Retablo Series. Saint Catherine of Alexandria
Relief in hardwood, the image of St. Catherine of Alexandria is located on the first level,the first frame from the left, Gospel altar. The polychrome relief features the virgin and martyr whose feast is celebrated every 25th of November. The focal image wears a rose-colored tunic with a crown on her head symbolizing her noble birth.
Wearing the cross close to her chest and known to be armed with great intelligence, her quest to defend early Christians was so strong that she questioned Emperor Maximinus’ persecution. She was imprisoned and eventually condemned to die by the wheel. This device often carved near her left hand along with a branch of a palm symbolized her martyrdom. The instrument of torture, however, was miraculously destroyed according to stories. This enraged the emperor who ordered that she be beheaded. Stories told that she was carried by the angels to Mt. Sinai, thus, the appearances of cherub heads and flashes of light shining through the clouds as part of the relief’s composition.

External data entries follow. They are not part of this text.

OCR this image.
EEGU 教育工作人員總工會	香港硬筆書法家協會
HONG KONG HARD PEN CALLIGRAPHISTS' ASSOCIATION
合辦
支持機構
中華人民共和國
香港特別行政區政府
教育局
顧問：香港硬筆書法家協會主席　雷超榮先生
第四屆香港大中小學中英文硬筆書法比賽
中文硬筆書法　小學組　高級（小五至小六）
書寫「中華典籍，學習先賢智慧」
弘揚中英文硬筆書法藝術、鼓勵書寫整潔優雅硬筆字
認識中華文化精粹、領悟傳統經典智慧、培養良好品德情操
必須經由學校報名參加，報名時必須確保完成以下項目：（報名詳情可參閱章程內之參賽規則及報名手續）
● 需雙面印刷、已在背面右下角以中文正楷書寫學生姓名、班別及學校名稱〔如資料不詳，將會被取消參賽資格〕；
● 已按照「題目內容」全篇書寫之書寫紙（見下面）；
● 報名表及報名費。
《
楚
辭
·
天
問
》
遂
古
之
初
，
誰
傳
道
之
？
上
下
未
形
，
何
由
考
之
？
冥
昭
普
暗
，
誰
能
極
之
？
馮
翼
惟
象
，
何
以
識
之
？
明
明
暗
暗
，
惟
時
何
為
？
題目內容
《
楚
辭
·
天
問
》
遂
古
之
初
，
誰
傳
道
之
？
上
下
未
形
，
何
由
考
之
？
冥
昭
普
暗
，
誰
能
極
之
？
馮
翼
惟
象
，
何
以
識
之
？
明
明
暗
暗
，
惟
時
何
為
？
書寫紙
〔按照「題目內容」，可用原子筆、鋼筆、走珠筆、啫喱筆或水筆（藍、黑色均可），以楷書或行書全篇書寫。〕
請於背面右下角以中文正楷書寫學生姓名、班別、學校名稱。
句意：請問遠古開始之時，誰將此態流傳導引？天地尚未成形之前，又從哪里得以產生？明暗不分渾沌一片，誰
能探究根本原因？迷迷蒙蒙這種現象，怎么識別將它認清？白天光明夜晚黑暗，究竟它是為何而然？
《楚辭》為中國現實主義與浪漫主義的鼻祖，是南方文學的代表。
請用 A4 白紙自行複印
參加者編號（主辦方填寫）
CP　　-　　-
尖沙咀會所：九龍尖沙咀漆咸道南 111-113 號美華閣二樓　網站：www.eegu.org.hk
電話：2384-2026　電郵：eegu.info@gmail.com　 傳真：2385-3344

From there, a monastery was built in her honor and thus, the Acts of Saint Catherine. Now considered as one of the fourteen helpful saints in the heaven, she has been a patroness of students for her intellectual prowess and patroness of cloistered young females to protect their virginity. The wheel had become the saint’s emblem, thus, the patroness of mechanics and wheelers. “…according to tradition, she not only remained a virgin by governing her passions and conquered her executioners by wearying their patience, but triumphed in science by closing the mouths of sophists, her intercession was implored by theologians, apologists, pulpit orators, and philosophers. Before studying, writing, or preaching, they pray to her to illumine their minds, guide their pens, and impart eloquence to their words.” (Clugnet)
This is part of the series deciphering the iconographies of Silang Parish Retablo in Cavite.
Clugnet, Léon. “St. Catherine of Alexandria.” The Catholic Encyclopedia. Vol. 3. New York: Robert Appleton Company, 1908.